Se la cessione onerosa del terreno agricolo è effettuata dall'agricoltore non nell'esercizio della sua professione è soggetta a plusvalenza in quanto trattasi di reddito diverso. Una plusvalenza discussa è quella riguardante la cessione di una cubatura. Le posizioni sull'imposizione sono due e contrastanti: la prima corrente ritiene che non generi un reddito tassabile poiché il corrispettivo si porrebbe nei confronti del cedente con una funzione indennitaria. Si ritiene esclusa l'imponibilità delle indennità e dei risarcimenti salvo quando siano sostitutivi di redditi imponibili. Occorre cioè comprendere se il corrispettivo in esame svolga effettivamente la funzione indennitaria.
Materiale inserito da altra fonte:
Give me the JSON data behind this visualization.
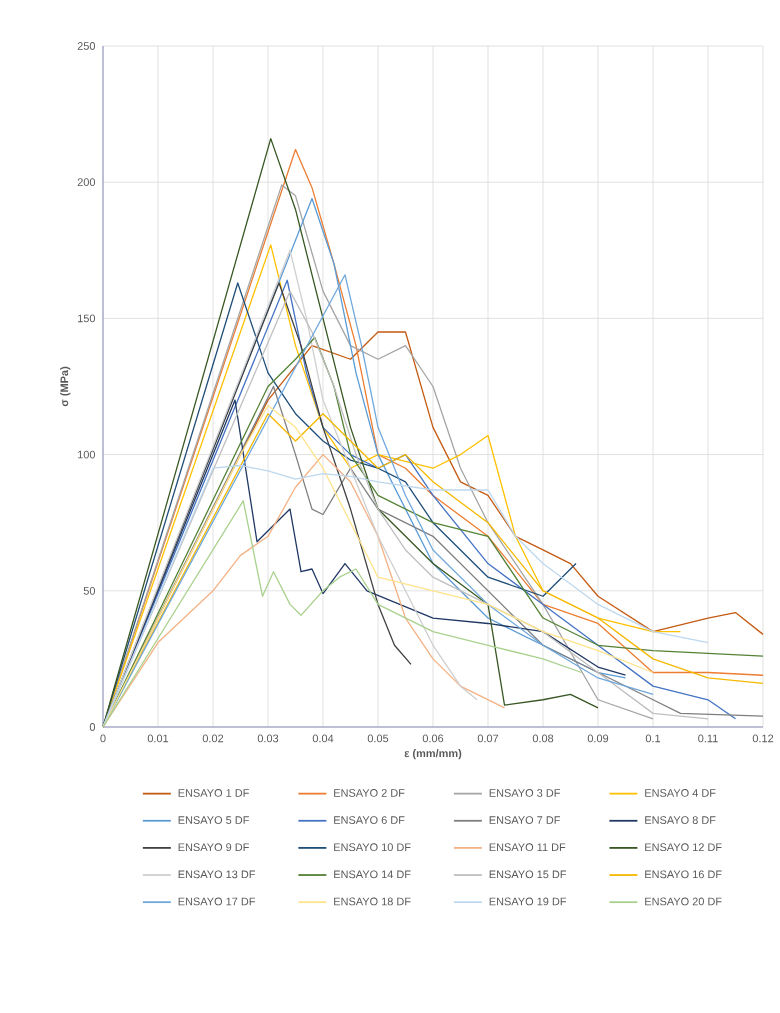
{
  "chart_data": {
    "type": "line",
    "xlabel": "ε (mm/mm)",
    "ylabel": "σ (MPa)",
    "xlim": [
      0,
      0.12
    ],
    "ylim": [
      0,
      250
    ],
    "xticks": [
      0,
      0.01,
      0.02,
      0.03,
      0.04,
      0.05,
      0.06,
      0.07,
      0.08,
      0.09,
      0.1,
      0.11,
      0.12
    ],
    "yticks": [
      0,
      50,
      100,
      150,
      200,
      250
    ],
    "grid": true,
    "legend": "bottom",
    "series": [
      {
        "name": "ENSAYO 1 DF",
        "color": "#c55a11",
        "x": [
          0,
          0.03,
          0.038,
          0.045,
          0.05,
          0.055,
          0.06,
          0.065,
          0.07,
          0.075,
          0.08,
          0.085,
          0.09,
          0.1,
          0.11,
          0.115,
          0.12
        ],
        "values": [
          0,
          120,
          140,
          135,
          145,
          145,
          110,
          90,
          85,
          70,
          65,
          60,
          48,
          35,
          40,
          42,
          34
        ]
      },
      {
        "name": "ENSAYO 2 DF",
        "color": "#ed7d31",
        "x": [
          0,
          0.035,
          0.038,
          0.042,
          0.046,
          0.05,
          0.055,
          0.06,
          0.07,
          0.08,
          0.09,
          0.1,
          0.11,
          0.12
        ],
        "values": [
          0,
          212,
          198,
          170,
          140,
          100,
          95,
          85,
          70,
          45,
          38,
          20,
          20,
          19
        ]
      },
      {
        "name": "ENSAYO 3 DF",
        "color": "#a5a5a5",
        "x": [
          0,
          0.0325,
          0.035,
          0.04,
          0.045,
          0.05,
          0.055,
          0.06,
          0.065,
          0.07,
          0.08,
          0.09,
          0.1
        ],
        "values": [
          0,
          199,
          195,
          160,
          140,
          135,
          140,
          125,
          95,
          75,
          45,
          10,
          3
        ]
      },
      {
        "name": "ENSAYO 4 DF",
        "color": "#ffc000",
        "x": [
          0,
          0.0305,
          0.035,
          0.04,
          0.045,
          0.05,
          0.06,
          0.065,
          0.07,
          0.075,
          0.08,
          0.09,
          0.1,
          0.105
        ],
        "values": [
          0,
          177,
          140,
          110,
          95,
          100,
          95,
          100,
          107,
          70,
          50,
          40,
          35,
          35
        ]
      },
      {
        "name": "ENSAYO 5 DF",
        "color": "#5b9bd5",
        "x": [
          0,
          0.038,
          0.042,
          0.046,
          0.05,
          0.055,
          0.06,
          0.07,
          0.08,
          0.09,
          0.095
        ],
        "values": [
          0,
          194,
          170,
          130,
          100,
          80,
          60,
          40,
          30,
          20,
          18
        ]
      },
      {
        "name": "ENSAYO 6 DF",
        "color": "#4472c4",
        "x": [
          0,
          0.0335,
          0.037,
          0.04,
          0.045,
          0.05,
          0.055,
          0.06,
          0.07,
          0.08,
          0.09,
          0.1,
          0.11,
          0.115
        ],
        "values": [
          0,
          164,
          130,
          110,
          100,
          95,
          100,
          85,
          60,
          45,
          30,
          15,
          10,
          3
        ]
      },
      {
        "name": "ENSAYO 7 DF",
        "color": "#7f7f7f",
        "x": [
          0,
          0.031,
          0.035,
          0.038,
          0.04,
          0.045,
          0.05,
          0.06,
          0.07,
          0.08,
          0.09,
          0.1,
          0.105,
          0.12
        ],
        "values": [
          0,
          125,
          100,
          80,
          78,
          95,
          80,
          70,
          50,
          30,
          20,
          10,
          5,
          4
        ]
      },
      {
        "name": "ENSAYO 8 DF",
        "color": "#203864",
        "x": [
          0,
          0.024,
          0.028,
          0.031,
          0.034,
          0.036,
          0.038,
          0.04,
          0.044,
          0.048,
          0.06,
          0.07,
          0.08,
          0.09,
          0.095
        ],
        "values": [
          0,
          120,
          68,
          74,
          80,
          57,
          58,
          49,
          60,
          50,
          40,
          38,
          35,
          22,
          19
        ]
      },
      {
        "name": "ENSAYO 9 DF",
        "color": "#404040",
        "x": [
          0,
          0.032,
          0.036,
          0.04,
          0.045,
          0.05,
          0.053,
          0.056
        ],
        "values": [
          0,
          163,
          140,
          110,
          80,
          45,
          30,
          23
        ]
      },
      {
        "name": "ENSAYO 10 DF",
        "color": "#1f4e79",
        "x": [
          0,
          0.0245,
          0.03,
          0.035,
          0.04,
          0.045,
          0.05,
          0.055,
          0.06,
          0.07,
          0.08,
          0.086
        ],
        "values": [
          0,
          163,
          130,
          115,
          105,
          98,
          95,
          90,
          75,
          55,
          48,
          60
        ]
      },
      {
        "name": "ENSAYO 11 DF",
        "color": "#f4b183",
        "x": [
          0,
          0.01,
          0.02,
          0.025,
          0.03,
          0.035,
          0.04,
          0.045,
          0.05,
          0.055,
          0.06,
          0.065,
          0.073
        ],
        "values": [
          0,
          31,
          50,
          63,
          70,
          88,
          100,
          90,
          70,
          40,
          25,
          15,
          7
        ]
      },
      {
        "name": "ENSAYO 12 DF",
        "color": "#385723",
        "x": [
          0,
          0.0305,
          0.035,
          0.04,
          0.045,
          0.05,
          0.06,
          0.07,
          0.073,
          0.08,
          0.085,
          0.09
        ],
        "values": [
          0,
          216,
          190,
          150,
          110,
          80,
          60,
          45,
          8,
          10,
          12,
          7
        ]
      },
      {
        "name": "ENSAYO 13 DF",
        "color": "#d0cece",
        "x": [
          0,
          0.034,
          0.037,
          0.04,
          0.045,
          0.05,
          0.055,
          0.06,
          0.065,
          0.068
        ],
        "values": [
          0,
          175,
          150,
          120,
          95,
          70,
          50,
          30,
          15,
          10
        ]
      },
      {
        "name": "ENSAYO 14 DF",
        "color": "#548235",
        "x": [
          0,
          0.03,
          0.035,
          0.0385,
          0.042,
          0.045,
          0.05,
          0.06,
          0.07,
          0.08,
          0.09,
          0.1,
          0.12
        ],
        "values": [
          0,
          125,
          135,
          143,
          125,
          100,
          85,
          75,
          70,
          40,
          30,
          28,
          26
        ]
      },
      {
        "name": "ENSAYO 15 DF",
        "color": "#bfbfbf",
        "x": [
          0,
          0.034,
          0.038,
          0.042,
          0.046,
          0.05,
          0.055,
          0.06,
          0.07,
          0.08,
          0.09,
          0.1,
          0.11
        ],
        "values": [
          0,
          160,
          145,
          125,
          100,
          80,
          65,
          55,
          45,
          35,
          20,
          5,
          3
        ]
      },
      {
        "name": "ENSAYO 16 DF",
        "color": "#f5b800",
        "x": [
          0,
          0.03,
          0.035,
          0.04,
          0.045,
          0.05,
          0.055,
          0.06,
          0.07,
          0.08,
          0.09,
          0.1,
          0.11,
          0.12
        ],
        "values": [
          0,
          115,
          105,
          115,
          105,
          95,
          100,
          90,
          75,
          50,
          40,
          25,
          18,
          16
        ]
      },
      {
        "name": "ENSAYO 17 DF",
        "color": "#6fa8dc",
        "x": [
          0,
          0.044,
          0.047,
          0.05,
          0.055,
          0.06,
          0.07,
          0.08,
          0.09,
          0.1
        ],
        "values": [
          0,
          166,
          140,
          110,
          85,
          65,
          45,
          30,
          18,
          12
        ]
      },
      {
        "name": "ENSAYO 18 DF",
        "color": "#ffe38a",
        "x": [
          0,
          0.025,
          0.03,
          0.035,
          0.04,
          0.045,
          0.05,
          0.06,
          0.07,
          0.08,
          0.09,
          0.1
        ],
        "values": [
          0,
          100,
          118,
          110,
          95,
          75,
          55,
          50,
          45,
          35,
          28,
          20
        ]
      },
      {
        "name": "ENSAYO 19 DF",
        "color": "#bdd7ee",
        "x": [
          0,
          0.02,
          0.025,
          0.03,
          0.035,
          0.04,
          0.045,
          0.05,
          0.06,
          0.07,
          0.075,
          0.08,
          0.09,
          0.1,
          0.11
        ],
        "values": [
          0,
          95,
          96,
          94,
          91,
          93,
          92,
          90,
          87,
          87,
          70,
          60,
          45,
          35,
          31
        ]
      },
      {
        "name": "ENSAYO 20 DF",
        "color": "#a9d18e",
        "x": [
          0,
          0.0255,
          0.029,
          0.031,
          0.034,
          0.036,
          0.04,
          0.043,
          0.046,
          0.05,
          0.06,
          0.07,
          0.08,
          0.087
        ],
        "values": [
          0,
          83,
          48,
          57,
          45,
          41,
          50,
          55,
          58,
          45,
          35,
          30,
          25,
          20
        ]
      }
    ]
  }
}
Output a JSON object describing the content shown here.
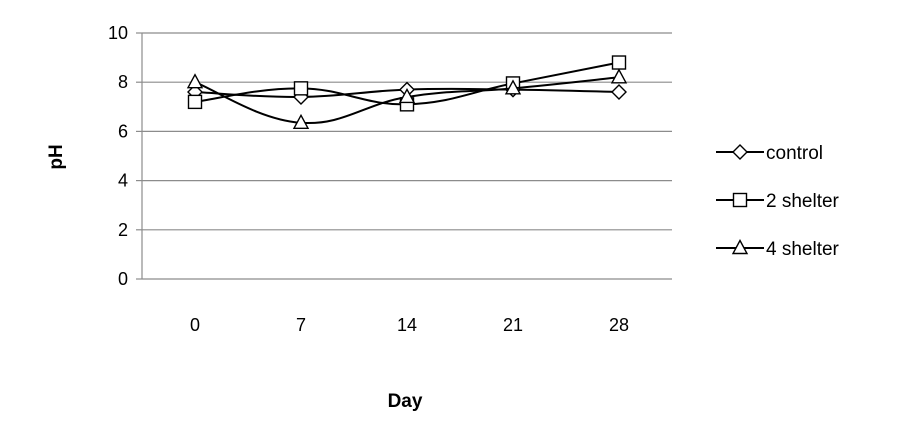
{
  "chart_data": {
    "type": "line",
    "title": "",
    "xlabel": "Day",
    "ylabel": "pH",
    "categories": [
      "0",
      "7",
      "14",
      "21",
      "28"
    ],
    "ylim": [
      0,
      10
    ],
    "yticks": [
      "0",
      "2",
      "4",
      "6",
      "8",
      "10"
    ],
    "grid": "horizontal",
    "smooth": true,
    "legend_position": "right",
    "series": [
      {
        "name": "control",
        "marker": "diamond",
        "color": "#000000",
        "values": [
          7.6,
          7.4,
          7.7,
          7.7,
          7.6
        ]
      },
      {
        "name": "2 shelter",
        "marker": "square",
        "color": "#000000",
        "values": [
          7.2,
          7.75,
          7.1,
          7.95,
          8.8
        ]
      },
      {
        "name": "4 shelter",
        "marker": "triangle",
        "color": "#000000",
        "values": [
          8.0,
          6.35,
          7.4,
          7.75,
          8.2
        ]
      }
    ]
  }
}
La tesi in favore della plusvalenza è basata sull'assimilazione della cessione della cubatura ad una costituzione o cessione di diritti reali di godimento con particolare riferimento alla servitù. La domanda che ci si può porre è se vi sia plusvalenza sulla cessione del fondo effettuata dopo la cessione della cubatura.

Ponendoci come punto di partenza l'assunto che la rilevanza edificatoria del fondo sarebbe venuta meno dopo aver ceduto la volumetria edificabile dovremmo concludere per l'irrilevanza reddituale dell'alienazione. Non risulta dunque applicabile l'art. 67 del TUIR in ognuna delle sue parti. Bisogna allora distinguere se si sia verificata la cessione totale o quella parziale.

Nel primo caso la plusvalenza ne diverrebbe esclusa, nel secondo la possibilità d'uso non snaturerebbe l'origine edificatoria. La cubatura, alla luce dell'art. 810 C.C. come bene autonomo, si pone come cespite indipendente rispetto al terreno di riferimento. In campo plusvalenze ci sono però alcune eccezioni. Le ipotesi escluse per legge sono la cessione del fabbricato e del terreno agricolo venduti decorsi 5 anni dall'acquisto; la cessione del fabbricato che per la maggior parte del periodo intercorso tra acquisto e cessione è stato abitazione principale, ossia dove dimora abitualmente ex art. 43 C.C., il titolare del bene o un suo famigliare inteso ai sensi dell'art. 5 del TUIR; il fabbricato o il terreno non edificabile acquisito per successione ed i beni acquistati per usucapione.

Nella pratica professionale è poi possibile riscontrare una vendita con riserva della proprietà, in questo caso i cinque anni per rientrare nella clausola di esclusione dall'imponibilità della plusvalenza si calcolano dal pagamento dell'ultima rata.

Per esempio se Tizio compra un palazzo con riserva della proprietà nel gennaio 2013 e cessa di coprire l'importo di vendita nel gennaio 2020 qual ora venda a Caio l'immobile nel febbraio 2019 dovrà pagare la plusvalenza nonostante siano passati sei anni ed un mese poiché, la tassazione non ci sarà quando lo stabile sia venduto dopo il gennaio 2020 ossia al saldo dell'ultima rata, al perfezionamento della compravendita.

Possiamo concludere affermando che la plusvalenza concorrerà in sede di dichiarazione annuale a determinare il reddito imponibile con gli altri eventuali redditi. In alternativa il venditore potrà chiedere l'applicazione dell'imposta sostitutiva pari al 20% della plusvalenza stessa.